Editorial
Las masacres perpetradas en días recientes en Yucatán (12 decapitados), estado de México (24 ejecutados), Michoacán (ocho muertos y un centenar de heridos en el atentado del 15 de septiembre) y Baja California –una veintena de homicidios en Tijuana en menos de 48 horas–, la inocultable disputa entre la Secretaría de Seguridad Pública (SSP) federal y la Procuraduría General de la República (PGR), así como la manifiesta cooptación de corporaciones policiales por parte de la delincuencia organizada son, entre otras, expresiones de un gravísimo descontrol que no puede, en ninguna lógica, remontarse con exhibiciones televisivas de fuerza militar, con boletines de prensa que reportan “golpes contundentes” contra la criminalidad, con pactos de seguridad retóricos y burocráticos ni, mucho menos, con llamados a una unidad nacional sin sustancia ni propósito claros.

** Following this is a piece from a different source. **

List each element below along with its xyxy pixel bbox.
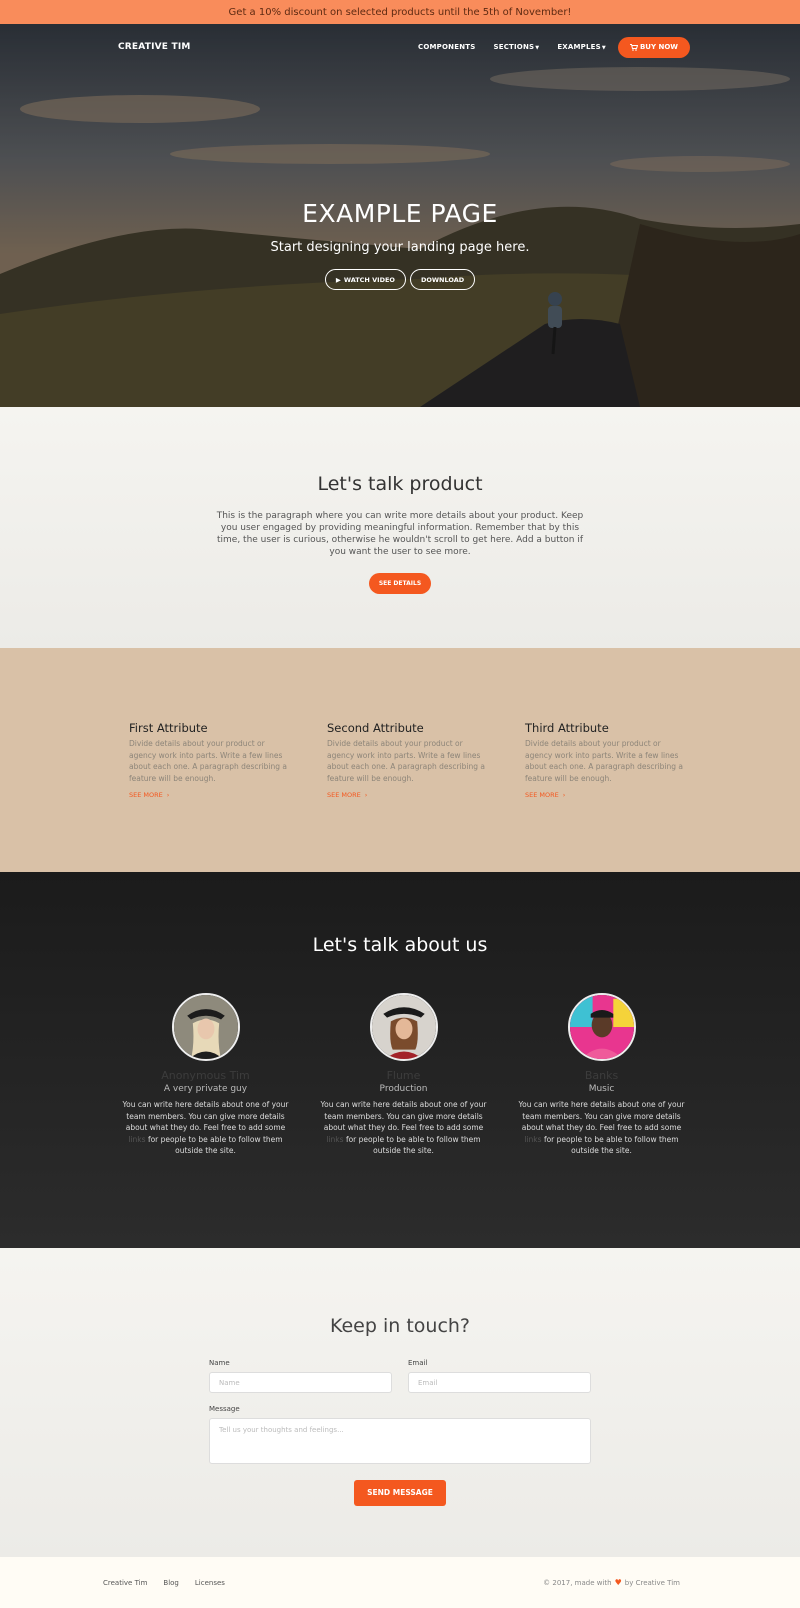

En lo que va de la presente administración, ninguna de las medidas anunciadas y adoptadas por el gobierno federal ha logrado contrarrestar la angustiosa inseguridad que se expresa en actos de creciente crueldad y salvajismo. Por el contrario, cunde la percepción de que los elementos de la estrategia oficial contra la delincuencia han tenido efectos contrarios a los buscados y han exacerbado las manifestaciones de una criminalidad que se hace presente, en formas cada vez más atroces, en casi todos los puntos del territorio nacional. Sea cierto o no, el hecho es que ni la persecución gubernamental ni las mortíferas disputas entre estamentos delictivos han hecho mella en los poderes de facto que riegan cadáveres por el mapa de México, desafían al Estado en forma cada vez más inequívoca y, desde el pasado 15 de septiembre, asesinan de manera deliberada a ciudadanos manifiestamente inocentes.

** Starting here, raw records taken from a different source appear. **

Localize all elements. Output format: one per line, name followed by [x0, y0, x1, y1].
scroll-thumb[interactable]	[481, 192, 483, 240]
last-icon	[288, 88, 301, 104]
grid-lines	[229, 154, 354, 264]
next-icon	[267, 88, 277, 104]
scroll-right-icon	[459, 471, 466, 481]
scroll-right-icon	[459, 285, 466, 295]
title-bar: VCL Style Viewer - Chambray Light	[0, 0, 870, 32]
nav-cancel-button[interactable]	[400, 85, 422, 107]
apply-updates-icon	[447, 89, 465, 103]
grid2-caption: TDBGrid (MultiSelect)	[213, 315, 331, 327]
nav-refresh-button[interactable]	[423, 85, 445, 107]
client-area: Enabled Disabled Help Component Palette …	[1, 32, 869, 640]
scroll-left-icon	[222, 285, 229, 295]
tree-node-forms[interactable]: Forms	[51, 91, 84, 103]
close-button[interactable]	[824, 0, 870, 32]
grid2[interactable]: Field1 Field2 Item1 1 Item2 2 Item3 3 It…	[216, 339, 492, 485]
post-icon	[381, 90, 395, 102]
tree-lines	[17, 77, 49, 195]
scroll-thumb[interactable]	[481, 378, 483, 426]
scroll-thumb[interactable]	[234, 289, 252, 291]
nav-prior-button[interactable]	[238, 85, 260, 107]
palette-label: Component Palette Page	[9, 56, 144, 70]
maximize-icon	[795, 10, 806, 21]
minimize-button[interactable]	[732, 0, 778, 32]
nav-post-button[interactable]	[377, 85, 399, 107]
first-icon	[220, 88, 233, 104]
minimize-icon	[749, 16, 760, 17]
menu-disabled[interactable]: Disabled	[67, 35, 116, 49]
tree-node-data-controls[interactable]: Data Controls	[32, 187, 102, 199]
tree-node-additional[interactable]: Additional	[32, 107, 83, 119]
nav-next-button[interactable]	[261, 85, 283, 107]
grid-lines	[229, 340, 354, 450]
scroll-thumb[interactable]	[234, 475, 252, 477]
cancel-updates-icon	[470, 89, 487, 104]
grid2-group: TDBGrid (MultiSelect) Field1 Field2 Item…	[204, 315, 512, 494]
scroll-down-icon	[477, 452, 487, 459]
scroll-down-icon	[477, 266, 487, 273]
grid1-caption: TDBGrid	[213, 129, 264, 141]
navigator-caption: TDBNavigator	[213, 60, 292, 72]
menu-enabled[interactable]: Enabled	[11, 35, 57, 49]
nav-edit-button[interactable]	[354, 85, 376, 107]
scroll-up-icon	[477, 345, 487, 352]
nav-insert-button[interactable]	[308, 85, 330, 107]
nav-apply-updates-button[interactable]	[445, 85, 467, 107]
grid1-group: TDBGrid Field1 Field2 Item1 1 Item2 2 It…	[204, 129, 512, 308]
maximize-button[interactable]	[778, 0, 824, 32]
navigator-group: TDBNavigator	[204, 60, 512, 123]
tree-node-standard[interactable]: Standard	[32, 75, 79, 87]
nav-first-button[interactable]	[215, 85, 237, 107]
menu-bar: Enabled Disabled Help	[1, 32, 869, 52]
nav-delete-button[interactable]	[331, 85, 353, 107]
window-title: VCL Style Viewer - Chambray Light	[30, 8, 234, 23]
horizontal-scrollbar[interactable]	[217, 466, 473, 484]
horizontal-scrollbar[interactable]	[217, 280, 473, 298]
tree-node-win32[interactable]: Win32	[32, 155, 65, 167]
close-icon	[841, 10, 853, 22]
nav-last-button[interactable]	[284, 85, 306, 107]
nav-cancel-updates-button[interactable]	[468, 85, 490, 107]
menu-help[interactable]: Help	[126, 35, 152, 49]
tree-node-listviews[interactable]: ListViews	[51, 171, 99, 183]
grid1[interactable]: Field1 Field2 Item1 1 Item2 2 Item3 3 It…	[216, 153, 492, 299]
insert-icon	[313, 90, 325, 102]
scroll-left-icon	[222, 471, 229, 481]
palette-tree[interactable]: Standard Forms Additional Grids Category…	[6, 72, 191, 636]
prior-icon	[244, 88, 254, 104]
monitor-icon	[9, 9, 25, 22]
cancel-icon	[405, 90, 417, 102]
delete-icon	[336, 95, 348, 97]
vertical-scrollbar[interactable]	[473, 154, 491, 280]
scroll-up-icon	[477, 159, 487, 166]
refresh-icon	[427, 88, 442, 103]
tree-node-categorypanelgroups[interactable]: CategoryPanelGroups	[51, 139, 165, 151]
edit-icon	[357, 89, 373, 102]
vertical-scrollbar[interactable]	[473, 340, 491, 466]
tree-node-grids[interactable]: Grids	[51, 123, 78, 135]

El gobierno calderonista, por su parte, se aferra a posturas equivocadas, como asumir que el país está en una “guerra”; creer, en consecuencia, que la delincuencia puede ser derrotada únicamente con la fuerza militar y policial. Además sugiere que la catástrofe de la inseguridad pública es resultado de la fractura política generada por los desaseos y las irregularidades de la elección presidencial de 2006, así como por la forma en que el propio Felipe Calderón llegó a la jefatura del Estado.
Da la impresión de que, a dos años de haber comenzado su ejercicio, la autoridad federal sigue sin comprender la complejidad del fenómeno delictivo y se rehúsa a emprender, en consecuencia, acciones de fondo en los ámbitos de la inteligencia, el bienestar social, el empleo, el control financiero y bancario de los flujos monetarios, así como la moralización de sectores de la administración infestados por la corrupción y la infiltración delictiva, no únicamente la relacionada con el narcotráfico. Se diría que a la carencia de seguridad se suma una falta inexcusable de sentido de la realidad.

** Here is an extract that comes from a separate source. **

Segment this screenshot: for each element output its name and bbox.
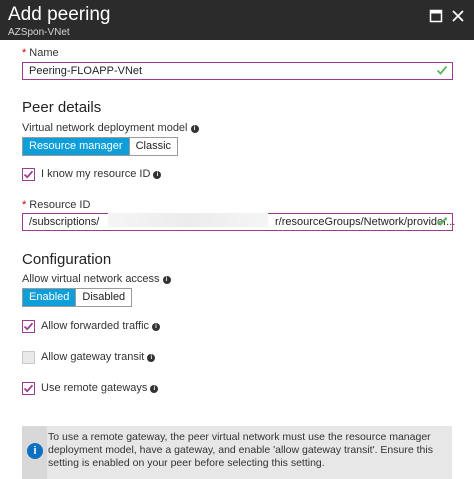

La zozobra social se incrementa ante el pleito entre las dependencias encargadas de la seguridad pública y de procuración de justicia, una encargada de prevenir la delincuencia y, la otra, de perseguirla. Al fracaso gubernamental frente a la delincuencia han de sumarse, para mayor desmoralización, las protestas de elementos de la Agencia Federal de Investigación (adscrita a la PGR) contra el titular de la SSP, Genaro García Luna, y el afán de éste por desaparecer a esa corporación, creada por él en el sexenio pasado.
Al gobierno se le agota el tiempo para el aprendizaje y la corrección de errores iniciales. Proteger la integridad física de los habitantes es la primera y la más obvia obligación de cualquier Estado, y si se falla de manera reiterada en esa tarea se desgastan con rapidez los márgenes de gobernabilidad. En el caso de México, la estabilidad enfrenta amenazas adicionales, como la creciente desigualdad, el aumento de la pobreza, la crisis financiera y bursátil mundial, así como la polarización política generada por el propio gobierno calderonista con su empeño de privatizar la industria petrolera. Si el Ejecutivo federal aspira a respaldarse en consensos sociales, debe empezar por propiciar su construcción, y para ello se requiere que rectifique en políticas –económica, social, de seguridad pública– que cada vez convencen menos, o que simplemente no convencen, y que ahondan y extienden la percepción social de desprotección y de vacío de poder.